Não sou mãe. Escolhi não ser, nem hoje, nem nunca. Ainda que me digam que uma mulher não é completa sem um filho ou que todas nós temos uma vocação materna que deve ser explorada, eu escolhi isso.
Mas sou mulher, sou filha e sou empática, por isso, sim, eu posso dizer que o desafio da maternidade representa fidedignamente a crueldade com que o mundo nos trata e a hipocrisia que a modernidade não pode mais admitir.
Eu não fui uma criança fácil. Berrava quase vinte e quatro horas por dia. Minha mãe me conta – hoje, rindo – que eu nunca parava de gritar (um parêntese: para que calar se nascemos griatando?) Os vizinhos odiavam-na, o casamento ia mal, ela se sentia exausta. Mesmo com a educação rígida que sempre recebi, eu era uma criança hiperativa e isso a enlouquecia.
Tive pais maravilhosos. Ambos me deram amor, carinho, compreensão e cuidados. Mas, como em quase toda família nuclear da década de noventa, meu pai trabalhava fora e minha mãe ouvia os gritos, curava as tosses, preparava os banhos, trocava as fraldas. Até hoje imagino o quão exaustivo deve ter sido para ela e o quão exaustiva deve ser, de modo mais geral possível, a própria tarefa de ser mãe.
Não quero dizer, com isso, que a maternidade seja indesejável: ela é linda, poética e desafiadora. Mas a romantização exacerbada da maternidade também violenta.
Jamais duvidei do amor que a minha mãe nutre por mim. Mas isso não significa que a maternidade não seja exaustiva, violenta, odiosa, em certo ponto. Isso não anula as noites em que ela quis pertencer somente a si mesma e não podia, porque eu chorava; não anula as noites em que ela, até hoje, não dorme porque eu não estou em casa. Isso não faz com que desapareçam as frustrações, os medos, as falhas.
A romantização da maternidade – promovida pelo “desafio” que viralizou nas redes sociais nos últimos dias – nos empurra garganta abaixo que, mesmo com os cabelos em pé com bebês difíceis, ou mesmo quando não temos a menor ideia de como sermos mães, ou mesmo quando sentimos que não, nem todas têm a tal vocação materna, precisamos sorrir e fotografar nossas crias e dizer ao mundo que a maternidade é mágica e ponto final.

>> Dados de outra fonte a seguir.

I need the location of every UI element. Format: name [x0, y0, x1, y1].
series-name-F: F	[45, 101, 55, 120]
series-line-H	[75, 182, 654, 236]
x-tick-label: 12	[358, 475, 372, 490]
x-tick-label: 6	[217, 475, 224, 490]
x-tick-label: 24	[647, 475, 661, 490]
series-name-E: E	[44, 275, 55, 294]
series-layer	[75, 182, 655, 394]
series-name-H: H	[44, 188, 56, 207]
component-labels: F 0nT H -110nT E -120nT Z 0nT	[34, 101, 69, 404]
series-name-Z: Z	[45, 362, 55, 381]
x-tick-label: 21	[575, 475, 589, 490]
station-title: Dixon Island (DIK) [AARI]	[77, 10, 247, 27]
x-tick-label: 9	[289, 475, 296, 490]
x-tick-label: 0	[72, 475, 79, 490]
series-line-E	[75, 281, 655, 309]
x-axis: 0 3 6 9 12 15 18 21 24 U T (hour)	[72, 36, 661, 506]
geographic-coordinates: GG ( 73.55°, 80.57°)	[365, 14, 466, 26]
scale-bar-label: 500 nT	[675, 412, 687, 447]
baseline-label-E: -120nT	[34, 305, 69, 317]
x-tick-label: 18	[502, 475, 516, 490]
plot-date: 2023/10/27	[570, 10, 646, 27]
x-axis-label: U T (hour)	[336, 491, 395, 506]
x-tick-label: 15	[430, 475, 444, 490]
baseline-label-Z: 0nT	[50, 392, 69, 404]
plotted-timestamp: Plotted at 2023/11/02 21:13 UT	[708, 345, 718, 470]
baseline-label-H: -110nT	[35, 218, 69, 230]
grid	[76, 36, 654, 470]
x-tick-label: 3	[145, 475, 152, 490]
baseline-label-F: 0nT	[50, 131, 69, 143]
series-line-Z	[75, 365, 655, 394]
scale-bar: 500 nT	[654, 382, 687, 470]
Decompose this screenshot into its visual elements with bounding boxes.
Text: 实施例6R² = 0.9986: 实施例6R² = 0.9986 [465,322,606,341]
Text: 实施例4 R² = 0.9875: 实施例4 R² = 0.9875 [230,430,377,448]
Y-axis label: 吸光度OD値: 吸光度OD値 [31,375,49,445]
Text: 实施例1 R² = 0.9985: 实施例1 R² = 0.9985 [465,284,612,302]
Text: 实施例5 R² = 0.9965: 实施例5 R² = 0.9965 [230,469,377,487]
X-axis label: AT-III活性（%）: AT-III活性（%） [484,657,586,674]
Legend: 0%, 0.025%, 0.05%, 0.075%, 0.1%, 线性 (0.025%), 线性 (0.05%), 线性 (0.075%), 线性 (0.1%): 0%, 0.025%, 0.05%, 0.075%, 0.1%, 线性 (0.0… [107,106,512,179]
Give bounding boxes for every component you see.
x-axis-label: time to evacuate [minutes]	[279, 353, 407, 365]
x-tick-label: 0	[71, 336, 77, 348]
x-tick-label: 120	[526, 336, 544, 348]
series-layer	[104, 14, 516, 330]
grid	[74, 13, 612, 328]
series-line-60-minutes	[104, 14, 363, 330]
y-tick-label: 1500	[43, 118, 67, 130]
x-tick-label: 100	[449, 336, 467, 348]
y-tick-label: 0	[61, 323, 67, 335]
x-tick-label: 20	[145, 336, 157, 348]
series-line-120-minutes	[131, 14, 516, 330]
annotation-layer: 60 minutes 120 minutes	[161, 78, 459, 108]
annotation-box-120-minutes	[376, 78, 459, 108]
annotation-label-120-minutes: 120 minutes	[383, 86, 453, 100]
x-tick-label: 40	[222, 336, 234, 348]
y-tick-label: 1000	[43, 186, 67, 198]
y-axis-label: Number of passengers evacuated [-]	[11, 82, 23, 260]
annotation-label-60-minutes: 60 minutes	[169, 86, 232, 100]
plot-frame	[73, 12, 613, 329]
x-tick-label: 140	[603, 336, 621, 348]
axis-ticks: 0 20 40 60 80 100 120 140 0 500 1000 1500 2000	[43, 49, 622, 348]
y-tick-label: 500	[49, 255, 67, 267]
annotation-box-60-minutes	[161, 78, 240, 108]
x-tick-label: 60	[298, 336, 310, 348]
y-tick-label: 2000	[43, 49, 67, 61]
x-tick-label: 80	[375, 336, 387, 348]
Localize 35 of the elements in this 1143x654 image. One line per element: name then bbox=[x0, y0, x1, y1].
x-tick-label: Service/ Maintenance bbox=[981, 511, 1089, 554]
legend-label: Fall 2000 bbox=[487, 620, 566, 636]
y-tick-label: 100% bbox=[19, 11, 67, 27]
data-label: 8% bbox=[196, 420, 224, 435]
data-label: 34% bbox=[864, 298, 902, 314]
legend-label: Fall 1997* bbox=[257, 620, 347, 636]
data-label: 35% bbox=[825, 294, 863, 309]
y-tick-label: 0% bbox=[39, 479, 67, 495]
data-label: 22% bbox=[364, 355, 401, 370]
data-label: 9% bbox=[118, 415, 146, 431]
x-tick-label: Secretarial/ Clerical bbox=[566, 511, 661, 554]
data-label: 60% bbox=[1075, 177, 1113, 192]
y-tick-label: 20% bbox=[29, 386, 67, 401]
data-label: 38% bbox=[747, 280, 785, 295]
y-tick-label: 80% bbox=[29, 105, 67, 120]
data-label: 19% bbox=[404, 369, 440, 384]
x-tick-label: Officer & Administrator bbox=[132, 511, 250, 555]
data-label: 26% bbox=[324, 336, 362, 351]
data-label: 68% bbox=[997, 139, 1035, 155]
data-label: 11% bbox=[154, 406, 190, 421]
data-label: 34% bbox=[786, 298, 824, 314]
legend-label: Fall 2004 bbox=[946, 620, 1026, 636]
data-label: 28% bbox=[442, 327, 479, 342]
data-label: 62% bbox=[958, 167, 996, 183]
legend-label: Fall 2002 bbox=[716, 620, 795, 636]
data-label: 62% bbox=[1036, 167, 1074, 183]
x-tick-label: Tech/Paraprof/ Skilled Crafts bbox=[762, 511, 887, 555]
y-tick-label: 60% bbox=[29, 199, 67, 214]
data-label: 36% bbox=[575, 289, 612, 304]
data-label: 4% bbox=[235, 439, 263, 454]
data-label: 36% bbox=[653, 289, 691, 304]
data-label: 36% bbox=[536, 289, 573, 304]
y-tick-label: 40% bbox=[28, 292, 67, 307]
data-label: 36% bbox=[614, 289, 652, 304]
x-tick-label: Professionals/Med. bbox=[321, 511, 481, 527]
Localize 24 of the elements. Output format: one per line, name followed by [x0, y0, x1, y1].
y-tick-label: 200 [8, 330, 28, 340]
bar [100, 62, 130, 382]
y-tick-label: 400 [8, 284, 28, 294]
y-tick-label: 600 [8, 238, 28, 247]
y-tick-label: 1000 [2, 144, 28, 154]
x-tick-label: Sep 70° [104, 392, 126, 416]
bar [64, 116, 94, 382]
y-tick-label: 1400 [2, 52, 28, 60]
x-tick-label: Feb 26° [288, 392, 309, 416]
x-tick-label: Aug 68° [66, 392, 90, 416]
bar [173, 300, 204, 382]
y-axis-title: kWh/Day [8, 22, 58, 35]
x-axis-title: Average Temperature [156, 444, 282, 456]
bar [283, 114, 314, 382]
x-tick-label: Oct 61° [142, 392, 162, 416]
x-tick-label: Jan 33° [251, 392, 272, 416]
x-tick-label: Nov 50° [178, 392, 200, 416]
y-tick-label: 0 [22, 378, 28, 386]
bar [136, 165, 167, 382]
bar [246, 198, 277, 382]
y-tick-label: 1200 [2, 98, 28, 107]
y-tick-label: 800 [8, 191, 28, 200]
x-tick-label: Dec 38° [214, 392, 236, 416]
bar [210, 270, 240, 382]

Imagino quantas mães desesperadas com o ofício dificílimo da maternidade se sentiram alienígenas com esse desafio da maternidade cor-de-rosa. Quantas se sentiram monstros por não concordarem que a maternidade é um mar de rosas, ou que se trata de padecer no paraíso, ou tantas outras máximas românticas que nos oprimem?
Depois que o desafio foi lançado, muitas mães feministas (outro parêntese: que as mães feministas se multipliquem no mundo inteiro!) manifestaram-se contra essa romantização e mostraram que a maternidade também traz sofrimento, e que ninguém é herege ou sem sentimentos por dizer isso: estamos simplesmente sendo realistas.
Nós não precisamos de um desafio que fortaleça o esteriótipo da mãezona, daquela que nunca falha e que nunca se cansa porque, afinal, “mãe é mãe.”
Lancemos o desafio que mundo de fato precisa: o desafio da verdadeira paternidade. Pais que não se limitem a depositar uma pensão alimentícia todos os meses (ou, muitas vezes, nem isso), que saibam que educar e cuidar dos filhos é papel de ambos, e não apenas da mãe, que não explorem suas próprias mães ou as mães de seus filhos e que saibam que nem a maternidade e nem a paternidade são dons divinos: eles são cultivados por quem realmente tem vontade.
Nenhuma mulher precisa ser uma supermãe: nós somos humanas, nós falhamos e nós definitivamente temos esse direito. E é chegada a hora de o mundo aceitar isso.